Indigenous rights and environmental advocate, Tina Ngata of Ngāti Porou, says the government needs to include indigenous solutions in their emergency plan to address climate change. This follows a declaration by the government of a climate emergency.
"Climate change is an existential crisis and it's not going to wait for us to get to a political context to deal with it. Tāwhirimātea and Tangaroa are on their own timeframes, and so we need to be doing everything we can right now to prepare ourselves for the inevitable impacts that are on their way," Ngata said.
This week, the government declared a climate emergency, following the same move by many councils around the country. But Ngata says emergency declarations often distract from or sideline Tino Rangatiratanga and Māori sovereign rights. Constitutional reform is a matter of urgency, says Ngata, that goes hand in hand with climate justice.
"What we've seen is that when things are made urgent or made an emergency is that Tiriti obligations often take a backseat and that declarations of emergency can sometimes be used as coding for de-prioritising Te Tiriti. It actually needs to happen the other way around, not just because we are primarily and disproportionately impacted by climate change but because our solutions are solutions that come out of this whenua, and out of this moana and climate justice means prioritising and platforming and centering Māori solutions to the climate crisis."
An immediate threat
East Coast communities, many of which are isolated and on low lying areas, face the immediate threat of climate change. For many communities on the East Coast, floods are already commonplace and there is a sense that they are becoming stronger each season, she says.
"Our road system is notoriously poor on the East Cape, and so there's a high likelihood that we'll be cut off more often, and we'll really need to be depending upon our local economies and our local systems.
"But of course there are the coastal intrusions as well so there will be more flooding events, increased coastal erosion, and we have houses, and marae, and urupā that are already at threat right now, not in the future but right now."
Forecasts point to a rise of sea levels up to 1m in the next 50-150, putting many coastal communities at risk.

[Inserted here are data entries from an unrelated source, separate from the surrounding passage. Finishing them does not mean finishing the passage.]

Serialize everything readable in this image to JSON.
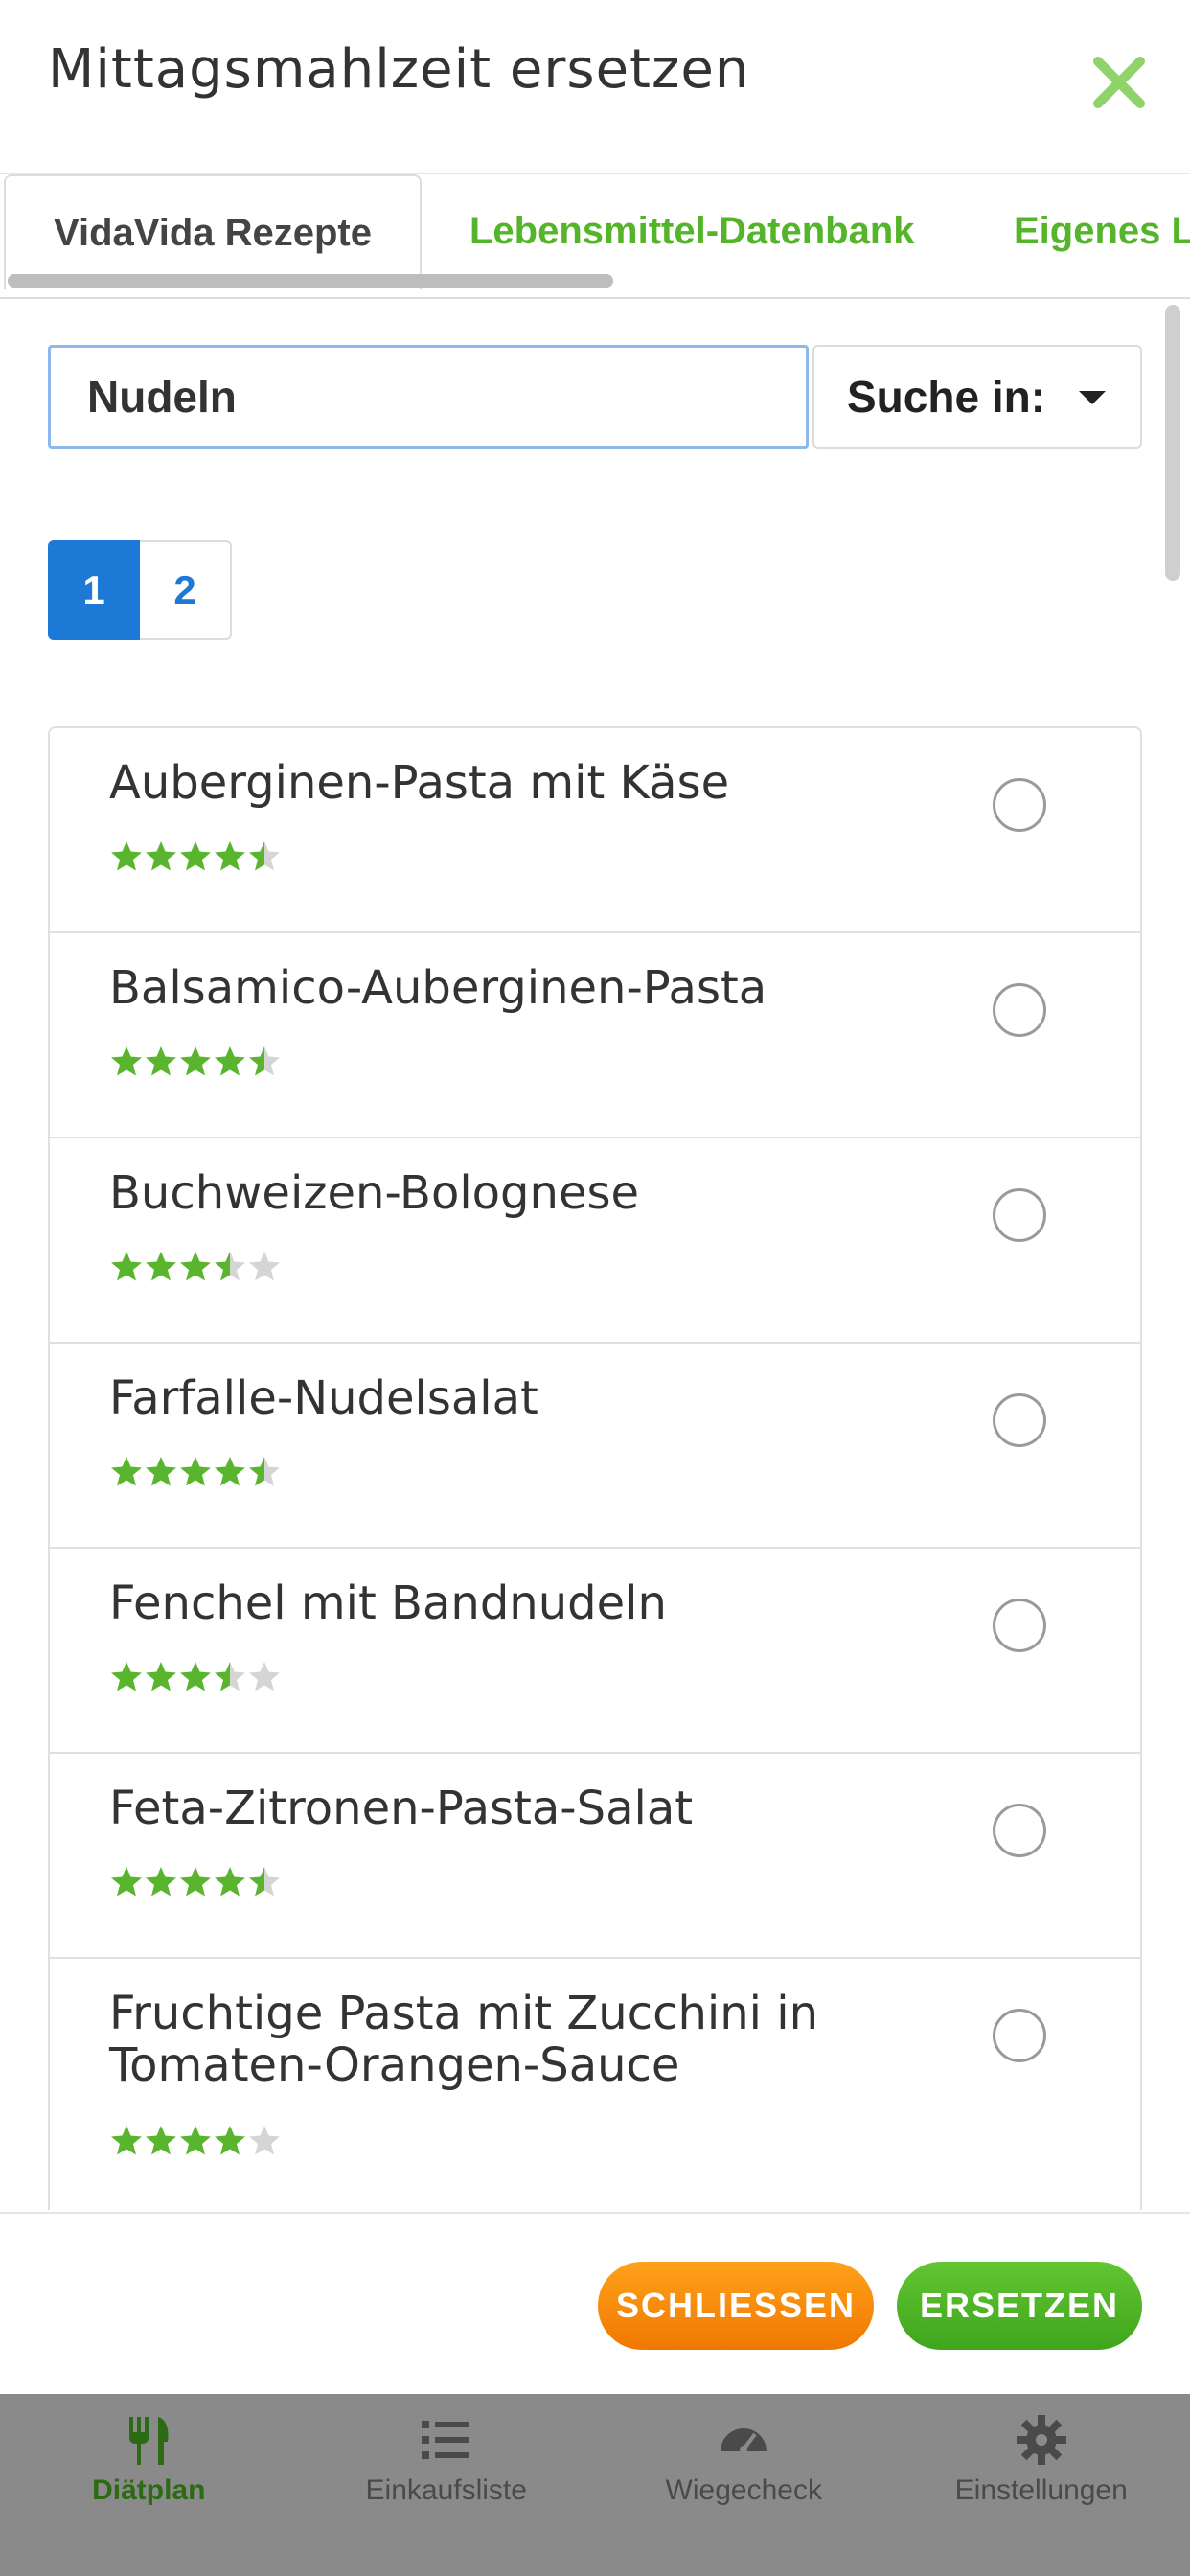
{
  "modal": {
    "title": "Mittagsmahlzeit ersetzen",
    "close_icon": "close-x-icon"
  },
  "tabs": [
    {
      "label": "VidaVida Rezepte",
      "active": true
    },
    {
      "label": "Lebensmittel-Datenbank",
      "active": false
    },
    {
      "label": "Eigenes Le",
      "active": false
    }
  ],
  "search": {
    "value": "Nudeln",
    "select_label": "Suche in:"
  },
  "pagination": {
    "pages": [
      "1",
      "2"
    ],
    "current": "1"
  },
  "recipes": [
    {
      "name": "Auberginen-Pasta mit Käse",
      "rating": 4.5,
      "selected": false
    },
    {
      "name": "Balsamico-Auberginen-Pasta",
      "rating": 4.5,
      "selected": false
    },
    {
      "name": "Buchweizen-Bolognese",
      "rating": 3.5,
      "selected": false
    },
    {
      "name": "Farfalle-Nudelsalat",
      "rating": 4.5,
      "selected": false
    },
    {
      "name": "Fenchel mit Bandnudeln",
      "rating": 3.5,
      "selected": false
    },
    {
      "name": "Feta-Zitronen-Pasta-Salat",
      "rating": 4.5,
      "selected": false
    },
    {
      "name": "Fruchtige Pasta mit Zucchini in Tomaten-Orangen-Sauce",
      "rating": 4,
      "selected": false
    }
  ],
  "footer": {
    "close_label": "SCHLIESSEN",
    "replace_label": "ERSETZEN"
  },
  "bottom_nav": [
    {
      "label": "Diätplan",
      "icon": "fork-knife-icon",
      "active": true
    },
    {
      "label": "Einkaufsliste",
      "icon": "list-icon",
      "active": false
    },
    {
      "label": "Wiegecheck",
      "icon": "gauge-icon",
      "active": false
    },
    {
      "label": "Einstellungen",
      "icon": "gear-icon",
      "active": false
    }
  ],
  "colors": {
    "accent_green": "#55b52a",
    "star_green": "#5ab52e",
    "star_empty": "#d5d5d5",
    "primary_blue": "#1c7ad6",
    "button_orange": "#f68b00",
    "button_green": "#4cb524"
  }
}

"We need our own internal and localised mahinga kai and food economies to be supported to grow. We need to minimise the extractive economies that place a high burden on our ecosystems, especially our water ecosystems, so any of these extractive economies that impact upon our waterways, and our coastlines, really need to be strictly managed and restricted so we can fall back into these local economies in our times of need whether it be because of Covid-19 or because of climate crisis, which is impending."
Ngata says while responses can be put in place at community level, sustained pressure needs to be applied to local and national government to include Māori in the climate response.